Am Spiellokal das gleiche Bild wie am Vortag. Menschen über Menschen – großer Andrang an der Saaltür, da erst nur die Spieler rein dürfen, aber dann doch noch Erwachsene, die aber spätestens nach einer viertel Stunde wieder raus müssen. Manche Spieler schaffen es gerade so durch den Menschenpulk um pünktlich zu Rundenbeginn am Brett zu sitzen. Laut Ausschreibung gab es eigentlich Null-Karenz, das bedeutet, wer es nicht schafft, hat sofort die Partie verloren! Aber zu Turnierbeginn wurde das wohl schon wieder kurzfristig geändert. Jetzt muss man bis spätestens 15 Minuten nach offiziellem Rundenbeginn am Brett sein. Ich bin trotzdem immer schon 20 Minuten vorher da. Generell wird hier wohl gern kurzfristig geändert. Erst sollte die WM über 11 Runden ohne freien Tag und mit 2 Doppelrunden gespielt werden. Nach dem Protest einiger Nationen den fehlenden freien Tag betreffend, verkürzte man das Turnier einfach auf 9 Runden mit Doppelrunde am Sonntag und frei am Montag. Mir soll`s recht sein, hat man vielleicht doch noch die Gelegenheit, etwas vom Land zu sehen.

Uhr – nach nur 2,5 Stunden Spielzeit gab meine Gegnerin auf. Ich freue mich über meinen allerersten WM-Punkt und laufe durch die parkähnliche Hotelanlage zum Zimmer. In diesem Park trifft man oft kleine Echsen auf den Wegen, Papageien sitzen in den Bäumen und die Sittiche zwitschern oder trällern (weiß nicht, wie sich das nennt) von morgens bis abends. Außerdem saugen Kolibris (ich glaube zumindest, dass es welche sind) mit ihrem langen Rüssel den Nektar aus den vor unserem Zimmer blühenden Hibiskusblüten. Dunkel wird es abends bereits gegen 19.30 Uhr, aber warm bleibt es noch bis lange in die Nacht. Die Klima-Anlage hat gut zu tun! Jedes Zimmer hat seinen eigenen Kasten an der Wand. Und genau mit diesem hat Freitag Abend ein Trainer aus dem deutschen Team die ganze Hotelanlage kalt (besser gesagt warm) gestellt. Mit dem Anstecken seiner Anlage gab es einen Kurzschluss und alle saßen im Dunkeln. Auf den Hotelgängen liefen dann doch erstaunlich viele Schachspieler mit einer Taschenlampe umher. So etwas einzupacken wäre uns im Traum nicht eingefallen – wir wollten doch nicht zum Camping! Aber erfahrene Schachreisende haben da wohl schon so ihre Erfahrungen! Wir hatten jedoch noch Akkukapazität im Laptop und nutzten so die Bildschirmhelligkeit um uns im Zimmer zu orientieren. Für mich war sowieso Schlafenszeit angesagt!

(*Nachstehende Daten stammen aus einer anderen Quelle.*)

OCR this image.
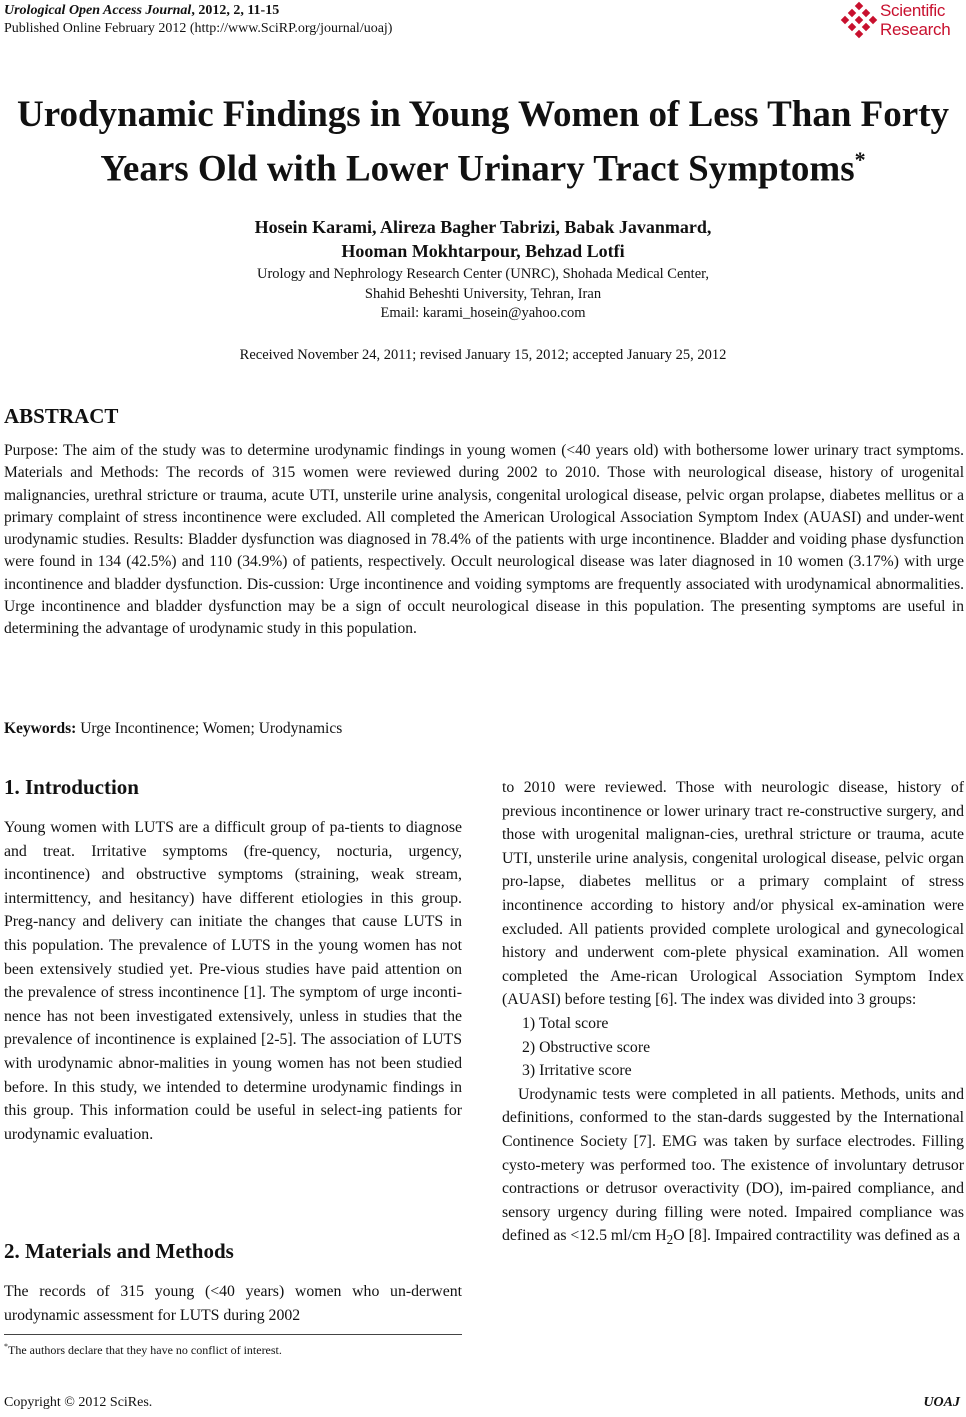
Urological Open Access Journal, 2012, 2, 11-15
Published Online February 2012 (http://www.SciRP.org/journal/uoaj)
Scientific
Research
Urodynamic Findings in Young Women of Less Than Forty
Years Old with Lower Urinary Tract Symptoms*
Hosein Karami, Alireza Bagher Tabrizi, Babak Javanmard,
Hooman Mokhtarpour, Behzad Lotfi
Urology and Nephrology Research Center (UNRC), Shohada Medical Center,
Shahid Beheshti University, Tehran, Iran
Email: karami_hosein@yahoo.com
Received November 24, 2011; revised January 15, 2012; accepted January 25, 2012
ABSTRACT
Purpose: The aim of the study was to determine urodynamic findings in young women (<40 years old) with bothersome lower urinary tract symptoms. Materials and Methods: The records of 315 women were reviewed during 2002 to 2010. Those with neurological disease, history of urogenital malignancies, urethral stricture or trauma, acute UTI, unsterile urine analysis, congenital urological disease, pelvic organ prolapse, diabetes mellitus or a primary complaint of stress incontinence were excluded. All completed the American Urological Association Symptom Index (AUASI) and under-went urodynamic studies. Results: Bladder dysfunction was diagnosed in 78.4% of the patients with urge incontinence. Bladder and voiding phase dysfunction were found in 134 (42.5%) and 110 (34.9%) of patients, respectively. Occult neurological disease was later diagnosed in 10 women (3.17%) with urge incontinence and bladder dysfunction. Dis-cussion: Urge incontinence and voiding symptoms are frequently associated with urodynamical abnormalities. Urge incontinence and bladder dysfunction may be a sign of occult neurological disease in this population. The presenting symptoms are useful in determining the advantage of urodynamic study in this population.
Keywords: Urge Incontinence; Women; Urodynamics
1. Introduction
Young women with LUTS are a difficult group of pa-tients to diagnose and treat. Irritative symptoms (fre-quency, nocturia, urgency, incontinence) and obstructive symptoms (straining, weak stream, intermittency, and hesitancy) have different etiologies in this group. Preg-nancy and delivery can initiate the changes that cause LUTS in this population. The prevalence of LUTS in the young women has not been extensively studied yet. Pre-vious studies have paid attention on the prevalence of stress incontinence [1]. The symptom of urge inconti-nence has not been investigated extensively, unless in studies that the prevalence of incontinence is explained [2-5]. The association of LUTS with urodynamic abnor-malities in young women has not been studied before. In this study, we intended to determine urodynamic findings in this group. This information could be useful in select-ing patients for urodynamic evaluation.
2. Materials and Methods
The records of 315 young (<40 years) women who un-derwent urodynamic assessment for LUTS during 2002

to 2010 were reviewed. Those with neurologic disease, history of previous incontinence or lower urinary tract re-constructive surgery, and those with urogenital malignan-cies, urethral stricture or trauma, acute UTI, unsterile urine analysis, congenital urological disease, pelvic organ pro-lapse, diabetes mellitus or a primary complaint of stress incontinence according to history and/or physical ex-amination were excluded. All patients provided complete urological and gynecological history and underwent com-plete physical examination. All women completed the Ame-rican Urological Association Symptom Index (AUASI) before testing [6]. The index was divided into 3 groups:

1) Total score

2) Obstructive score

3) Irritative score

Urodynamic tests were completed in all patients. Methods, units and definitions, conformed to the stan-dards suggested by the International Continence Society [7]. EMG was taken by surface electrodes. Filling cysto-metery was performed too. The existence of involuntary detrusor contractions or detrusor overactivity (DO), im-paired compliance, and sensory urgency during filling were noted. Impaired compliance was defined as <12.5 ml/cm $H_2O$ [8]. Impaired contractility was defined as a

*The authors declare that they have no conflict of interest.
Copyright © 2012 SciRes.	UOAJ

Samstag Abend: Kurz nach dem Abendessen steht schon die Auslosung für die 3.Runde im Netz! Super, ich darf gegen die an Nummer 1 gesetzte Inderin spielen. Habe also nichts zu verlieren. Da morgen die Doppelrunde ist, beginnt die 3.Runde bereits 10.00 Uhr. Also geht es jetzt zeitig ins Bett und die Vorbereitung wird dann vor dem Frühstück erfolgen.